Shorebirds are the most visible of the migrating birds seen on the island of Barbados, but at this time of the year many of the species which wintered here are moving on.  The few remaining birds, plus the ones that may have stopped over on the journey north are beginning to molt into breeding plumage. Three of the more visable bird species seen are Sanderlings, Spotted Sandpipers and Ruddy Turnstones. Take a look at their plumage changes.

Sanderlings

  The plumage more familiar to us for Sanderlings is the white and light greyish coloration.  It is rare to see its alternative plumage, a reddish brown plumage, on the island but I was able observed molting Sanderlings on May 28th, at Six Men’s Bay, St.
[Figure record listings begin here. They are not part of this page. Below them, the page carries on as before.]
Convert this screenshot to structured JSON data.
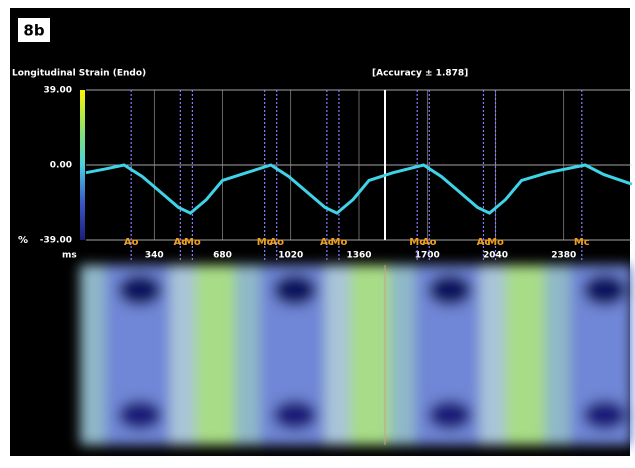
{
  "figure_label": "8b",
  "chart_data": {
    "type": "line",
    "title": "Longitudinal Strain (Endo)",
    "subtitle": "[Accuracy ± 1.878]",
    "y_label": "%",
    "x_label": "ms",
    "color": "#3fd3e8",
    "x": [
      0,
      100,
      190,
      280,
      370,
      460,
      520,
      600,
      680,
      800,
      921,
      1010,
      1100,
      1190,
      1250,
      1330,
      1410,
      1530,
      1682,
      1770,
      1860,
      1950,
      2010,
      2090,
      2170,
      2300,
      2487,
      2580,
      2720
    ],
    "values": [
      -4,
      -2,
      0,
      -6,
      -14,
      -22,
      -25,
      -18,
      -8,
      -4,
      0,
      -6,
      -14,
      -22,
      -25,
      -18,
      -8,
      -4,
      0,
      -6,
      -14,
      -22,
      -25,
      -18,
      -8,
      -4,
      0,
      -5,
      -10
    ],
    "xlim": [
      0,
      2720
    ],
    "xticks": [
      340,
      680,
      1020,
      1360,
      1700,
      2040,
      2380
    ],
    "ylim": [
      -39,
      39
    ],
    "yticks": [
      {
        "value": 39,
        "label": "39.00"
      },
      {
        "value": 0,
        "label": "0.00"
      },
      {
        "value": -39,
        "label": "-39.00"
      }
    ],
    "grid": true,
    "annotations": [
      {
        "text": "Ao",
        "x": 225
      },
      {
        "text": "Ac",
        "x": 470
      },
      {
        "text": "Mo",
        "x": 530
      },
      {
        "text": "Mc",
        "x": 890
      },
      {
        "text": "Ao",
        "x": 950
      },
      {
        "text": "Ac",
        "x": 1200
      },
      {
        "text": "Mo",
        "x": 1260
      },
      {
        "text": "Mc",
        "x": 1650
      },
      {
        "text": "Ao",
        "x": 1710
      },
      {
        "text": "Ac",
        "x": 1980
      },
      {
        "text": "Mo",
        "x": 2040
      },
      {
        "text": "Mc",
        "x": 2470
      }
    ]
  }
}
Peter.

Molting Sanderling @ Six Men's Bay on April 28 2014

Molting Sanderling @ Six Men's Bay on April 28 2014

Sanderling in non-breeding Plumage

Spotted Sandpiper


Another molting Sandpiper more commonly seen in breeding plumage at this time is the Spotted Sandpiper.  When you see this bird in the later parts of the year, you are always asked why it is called spotted Sandpiper, but it is clear to see as spots start to appear on its underparts in the months of April and May.

Spotted Sandpiper in breeding plumage

Spotted Sandpiper in breeding plumage
Non-breeding plumage


 

 

 

 

 

 

 

Ruddy Turnstone


Ruddy Turnstones also take on a different look at this time of the year.  The more common brownish plumage gives way to a reddish –orange upperpart and black and white facial and chest markings.   
 
Breeding Plumage

Breeding Plumage

 
Non-breeding Plumage





While I like to see the alternative plumage, I am missing the birds and look forward to their return in the next three to four months - that will be the time for the Southern Migration.